Lake Placid plays right into all those rumors of crocs in the sewers you half believed as a kid. Then it also fed those fears of what you were stepping on when you swam at murky camp lakes. Ah, a double slam of childhood anxiety! Not to mention it had the biggest crocodiles CGI could possibly build (you know there was a CGI geek somewhere just waiting for the software to be right so he/she could draw crocs like that). Lake Placid was campy and serious and it had, of course, some great jump out of your seat moments. And then it had TWO crocodiles, which you knew was coming but then you kind of didn't.
It had other great points (Pullman & Fonda for example) for a monster movie, but really, besides the crocs themselves, what do you remember about the film? That's right, it's Betty White. With baby crocs nibbling at her toes. Shudder. --The Weirdgirl
Most guys my age talk about how much they love Star Wars and what an important event it was in their lives. Don't get me wrong, I have fond memories of the Star Wars flicks (the first two, at least). But Jaws was my Star Wars. It was the movie that made me love movies. I still have pictures of six-year-old me, proudly strutting around our hotel at the beach in my Jaws t-shirt.
Jaws, directed by Steven Spielberg, is the tale of a sleepy resort town that is awakened by a great white shark. The mayor tells Police Chief Martin Brody, played by Roy Scheider, to calm the vacationers' fears and tell everyone the initial shark attack was a "boating accident." But the shark doesn't go away, so Brody enlists marine biologist Matt Hooper and local shark hunter Sam Quint to help him kill the shark.
Jaws is full of lines that have been referenced and parodied in countless films and television shows. "You're gonna need a bigger boat." "Cage goes in the water. You go in the water. Shark's in the water. Our shark." "Smile, you son of a bitch!"
OK. Maybe it's just me that uses that last one all the time. But hell, Kevin Smith alone should give Jaws' screenwriters co-writer credits on some of his films.
Jaws is an amazing film. It's the first blockbuster to have a nationwide release, the film that basically created the summer blockbuster. The shark's theme, two little notes played on a tuba, are now hummed by anyone who knows that danger's right around the corner.
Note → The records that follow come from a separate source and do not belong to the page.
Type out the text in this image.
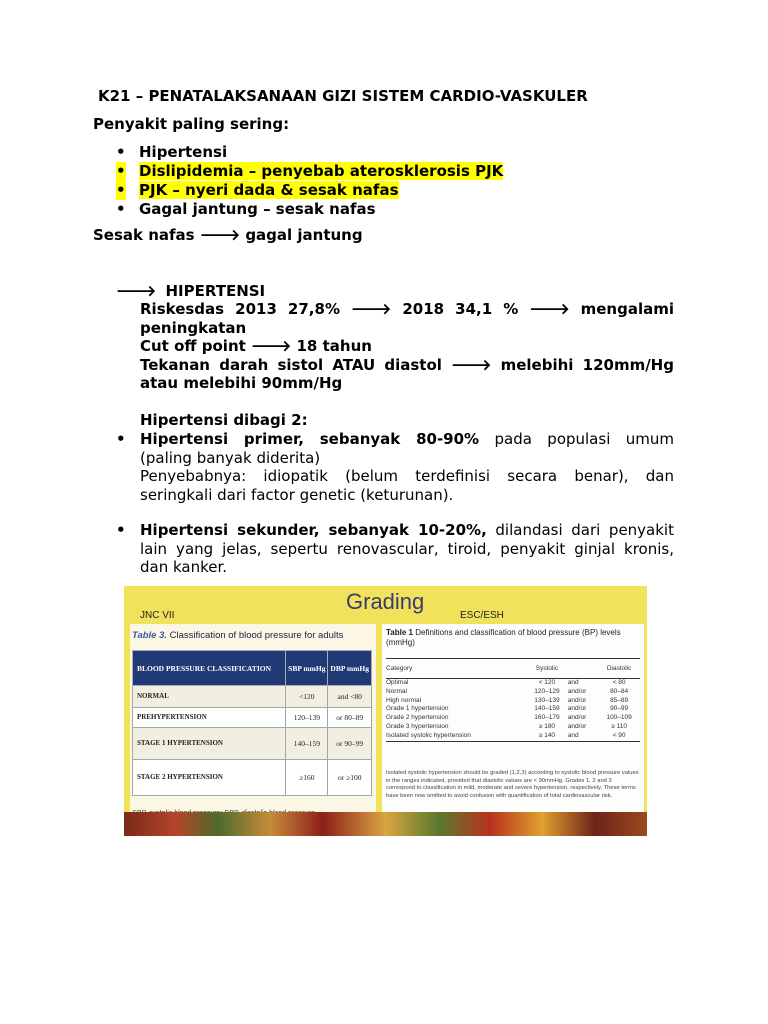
K21 – PENATALAKSANAAN GIZI SISTEM CARDIO-VASKULER
Penyakit paling sering:
• Hipertensi
• Dislipidemia – penyebab aterosklerosis PJK
• PJK – nyeri dada & sesak nafas
• Gagal jantung – sesak nafas
Sesak nafas 🡒 gagal jantung
🡒 HIPERTENSI
Riskesdas 2013 27,8% 🡒 2018 34,1 % 🡒 mengalami
peningkatan
Cut off point 🡒 18 tahun
Tekanan darah sistol ATAU diastol 🡒 melebihi 120mm/Hg
atau melebihi 90mm/Hg
Hipertensi dibagi 2:
• Hipertensi primer, sebanyak 80-90% pada populasi umum
(paling banyak diderita)
Penyebabnya: idiopatik (belum terdefinisi secara benar), dan
seringkali dari factor genetic (keturunan).
• Hipertensi sekunder, sebanyak 10-20%, dilandasi dari penyakit
lain yang jelas, sepertu renovascular, tiroid, penyakit ginjal kronis,
dan kanker.
JNC VII
Grading
ESC/ESH
Table 3. Classification of blood pressure for adults
BLOOD PRESSURE CLASSIFICATION	SBP mmHg	DBP mmHg
NORMAL	<120	and <80
PREHYPERTENSION	120–139	or 80–89
STAGE 1 HYPERTENSION	140–159	or 90–99
STAGE 2 HYPERTENSION	≥160	or ≥100
Table 1 Definitions and classification of blood pressure (BP) levels (mmHg)
Category	Systolic		Diastolic
Optimal	< 120	and	< 80
Normal	120–129	and/or	80–84
High normal	130–139	and/or	85–89
Grade 1 hypertension	140–159	and/or	90–99
Grade 2 hypertension	160–179	and/or	100–109
Grade 3 hypertension	≥ 180	and/or	≥ 110
Isolated systolic hypertension	≥ 140	and	< 90
Isolated systolic hypertension should be graded (1,2,3) according to systolic blood pressure values in the ranges indicated, provided that diastolic values are < 90mmHg. Grades 1, 2 and 3 correspond to classification in mild, moderate and severe hypertension, respectively. These terms have been now omitted to avoid confusion with quantification of total cardiovascular risk.
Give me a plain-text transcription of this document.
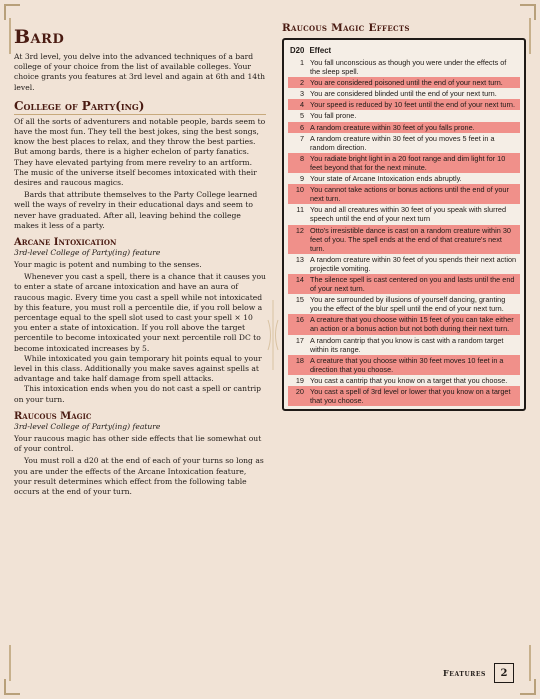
Bard

At 3rd level, you delve into the advanced techniques of a bard college of your choice from the list of available colleges. Your choice grants you features at 3rd level and again at 6th and 14th level.

College of Party(ing)

Of all the sorts of adventurers and notable people, bards seem to have the most fun. They tell the best jokes, sing the best songs, know the best places to relax, and they throw the best parties. But among bards, there is a higher echelon of party fanatics. They have elevated partying from mere revelry to an artform. The music of the universe itself becomes intoxicated with their desires and raucous magics.

Bards that attribute themselves to the Party College learned well the ways of revelry in their educational days and seem to never have graduated. After all, leaving behind the college makes it less of a party.

Arcane Intoxication
3rd-level College of Party(ing) feature

Your magic is potent and numbing to the senses.

Whenever you cast a spell, there is a chance that it causes you to enter a state of arcane intoxication and have an aura of raucous magic. Every time you cast a spell while not intoxicated by this feature, you must roll a percentile die, if you roll below a percentage equal to the spell slot used to cast your spell × 10 you enter a state of intoxication. If you roll above the target percentile to become intoxicated your next percentile roll DC to become intoxicated increases by 5.

While intoxicated you gain temporary hit points equal to your level in this class. Additionally you make saves against spells at advantage and take half damage from spell attacks.

This intoxication ends when you do not cast a spell or cantrip on your turn.

Raucous Magic
3rd-level College of Party(ing) feature

Your raucous magic has other side effects that lie somewhat out of your control.

You must roll a d20 at the end of each of your turns so long as you are under the effects of the Arcane Intoxication feature, your result determines which effect from the following table occurs at the end of your turn.

Raucous Magic Effects
D20 Effect
1 You fall unconscious as though you were under the effects of the sleep spell.
2 You are considered poisoned until the end of your next turn.
3 You are considered blinded until the end of your next turn.
4 Your speed is reduced by 10 feet until the end of your next turn.
5 You fall prone.
6 A random creature within 30 feet of you falls prone.
7 A random creature within 30 feet of you moves 5 feet in a random direction.
8 You radiate bright light in a 20 foot range and dim light for 10 feet beyond that for the next minute.
9 Your state of Arcane Intoxication ends abruptly.
10 You cannot take actions or bonus actions until the end of your next turn.
11 You and all creatures within 30 feet of you speak with slurred speech until the end of your next turn
12 Otto's irresistible dance is cast on a random creature within 30 feet of you. The spell ends at the end of that creature's next turn.
13 A random creature within 30 feet of you spends their next action projectile vomiting.
14 The silence spell is cast centered on you and lasts until the end of your next turn.
15 You are surrounded by illusions of yourself dancing, granting you the effect of the blur spell until the end of your next turn.
16 A creature that you choose within 15 feet of you can take either an action or a bonus action but not both during their next turn.
17 A random cantrip that you know is cast with a random target within its range.
18 A creature that you choose within 30 feet moves 10 feet in a direction that you choose.
19 You cast a cantrip that you know on a target that you choose.
20 You cast a spell of 3rd level or lower that you know on a target that you choose.
Features	2
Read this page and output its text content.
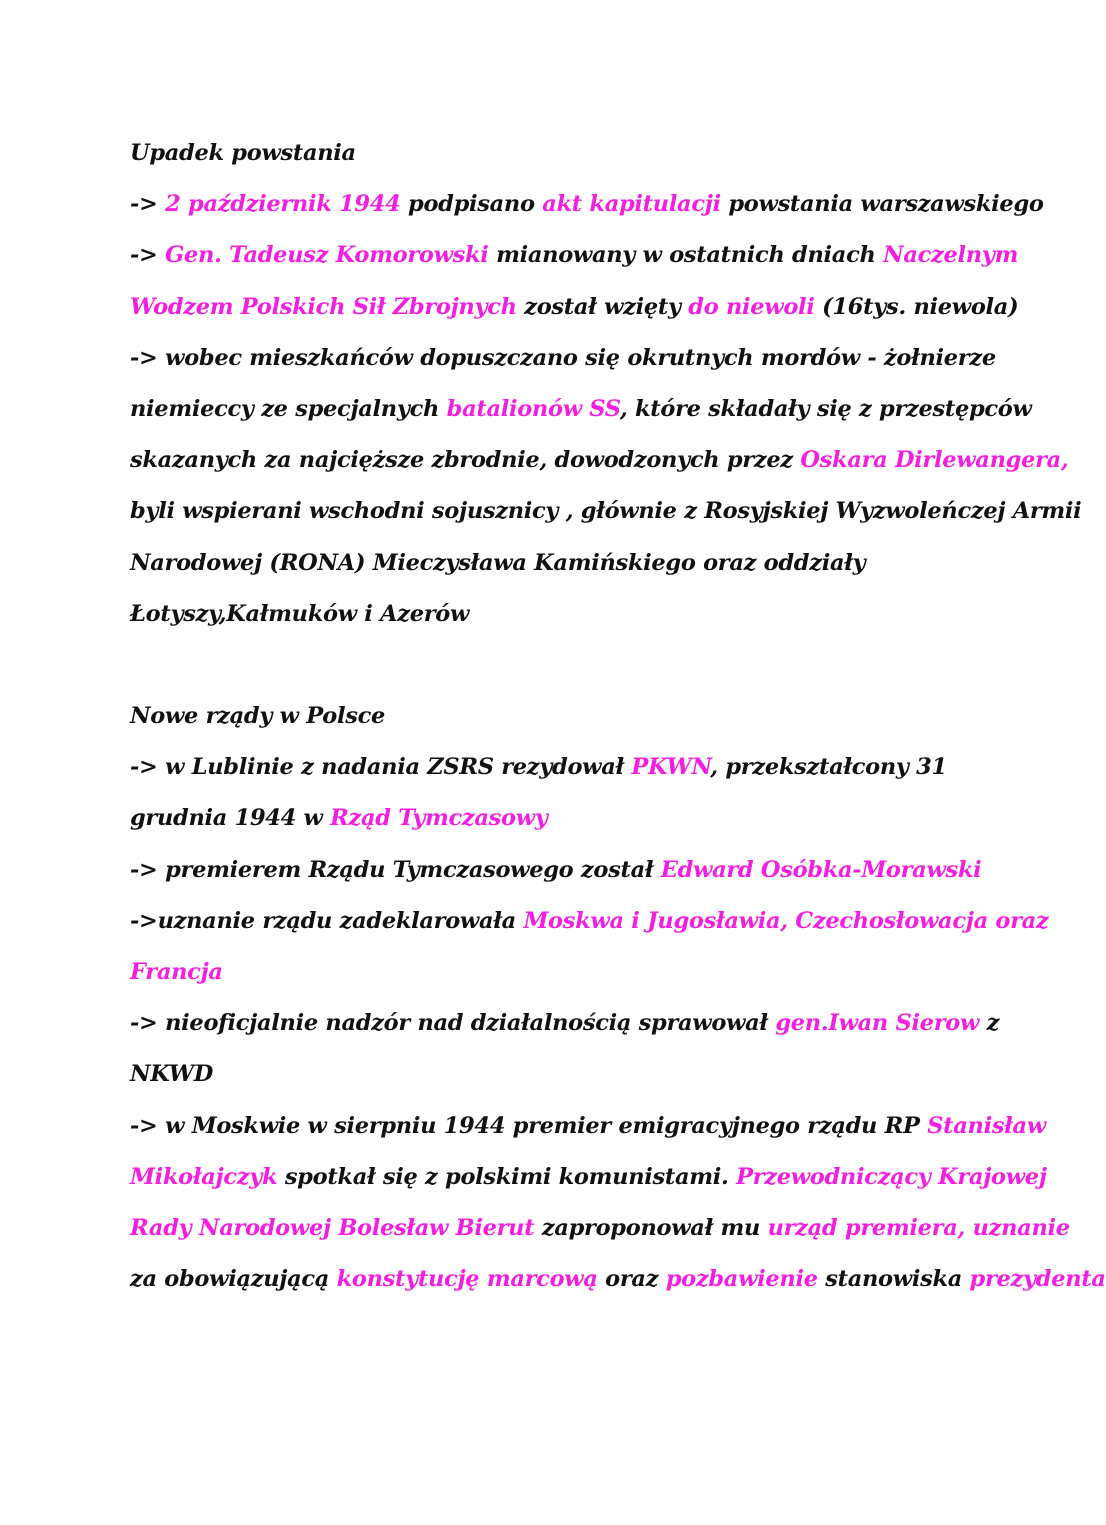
Upadek powstania
-> 2 październik 1944 podpisano akt kapitulacji powstania warszawskiego
-> Gen. Tadeusz Komorowski mianowany w ostatnich dniach Naczelnym
Wodzem Polskich Sił Zbrojnych został wzięty do niewoli (16tys. niewola)
-> wobec mieszkańców dopuszczano się okrutnych mordów - żołnierze
niemieccy ze specjalnych batalionów SS, które składały się z przestępców
skazanych za najcięższe zbrodnie, dowodzonych przez Oskara Dirlewangera,
byli wspierani wschodni sojusznicy , głównie z Rosyjskiej Wyzwoleńczej Armii
Narodowej (RONA) Mieczysława Kamińskiego oraz oddziały
Łotyszy,Kałmuków i Azerów
Nowe rządy w Polsce
-> w Lublinie z nadania ZSRS rezydował PKWN, przekształcony 31
grudnia 1944 w Rząd Tymczasowy
-> premierem Rządu Tymczasowego został Edward Osóbka-Morawski
->uznanie rządu zadeklarowała Moskwa i Jugosławia, Czechosłowacja oraz
Francja
-> nieoficjalnie nadzór nad działalnością sprawował gen.Iwan Sierow z
NKWD
-> w Moskwie w sierpniu 1944 premier emigracyjnego rządu RP Stanisław
Mikołajczyk spotkał się z polskimi komunistami. Przewodniczący Krajowej
Rady Narodowej Bolesław Bierut zaproponował mu urząd premiera, uznanie
za obowiązującą konstytucję marcową oraz pozbawienie stanowiska prezydenta
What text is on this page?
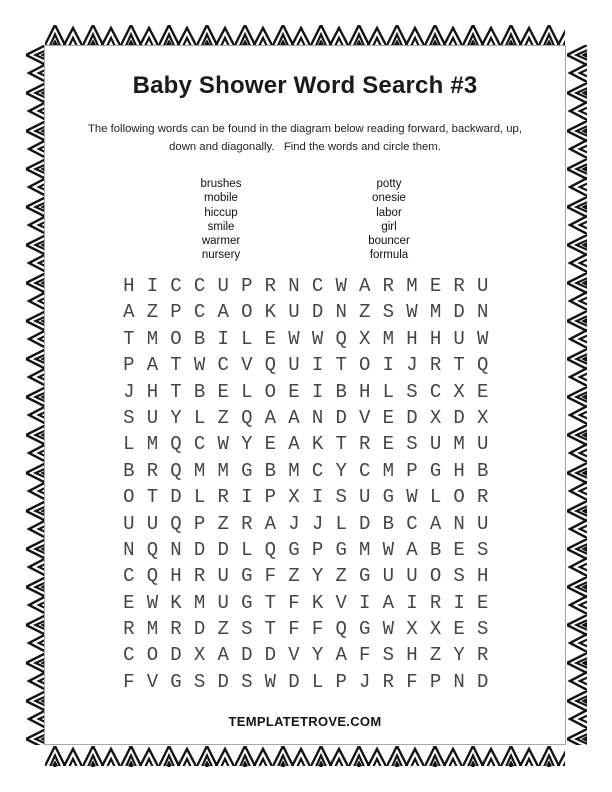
Baby Shower Word Search #3
The following words can be found in the diagram below reading forward, backward, up,
down and diagonally.   Find the words and circle them.
brushes
mobile
hiccup
smile
warmer
nursery
potty
onesie
labor
girl
bouncer
formula
H I C C U P R N C W A R M E R U
A Z P C A O K U D N Z S W M D N
T M O B I L E W W Q X M H H U W
P A T W C V Q U I T O I J R T Q
J H T B E L O E I B H L S C X E
S U Y L Z Q A A N D V E D X D X
L M Q C W Y E A K T R E S U M U
B R Q M M G B M C Y C M P G H B
O T D L R I P X I S U G W L O R
U U Q P Z R A J J L D B C A N U
N Q N D D L Q G P G M W A B E S
C Q H R U G F Z Y Z G U U O S H
E W K M U G T F K V I A I R I E
R M R D Z S T F F Q G W X X E S
C O D X A D D V Y A F S H Z Y R
F V G S D S W D L P J R F P N D
TEMPLATETROVE.COM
But there's one thing that sets this film apart from most of the films on our list: Jaws really could happen. Shark attacks on swimmers and surfers make headlines every summer. Your chances of coming face to face with a Sharktopus, Godzilla, or Gwoemul while on vacation are pretty slim. But our oceans are filled with sharks.
And that's what makes Jaws so damn scary. --Chris
We showed you ours, now show us yours! What's your favorite sea monster movie?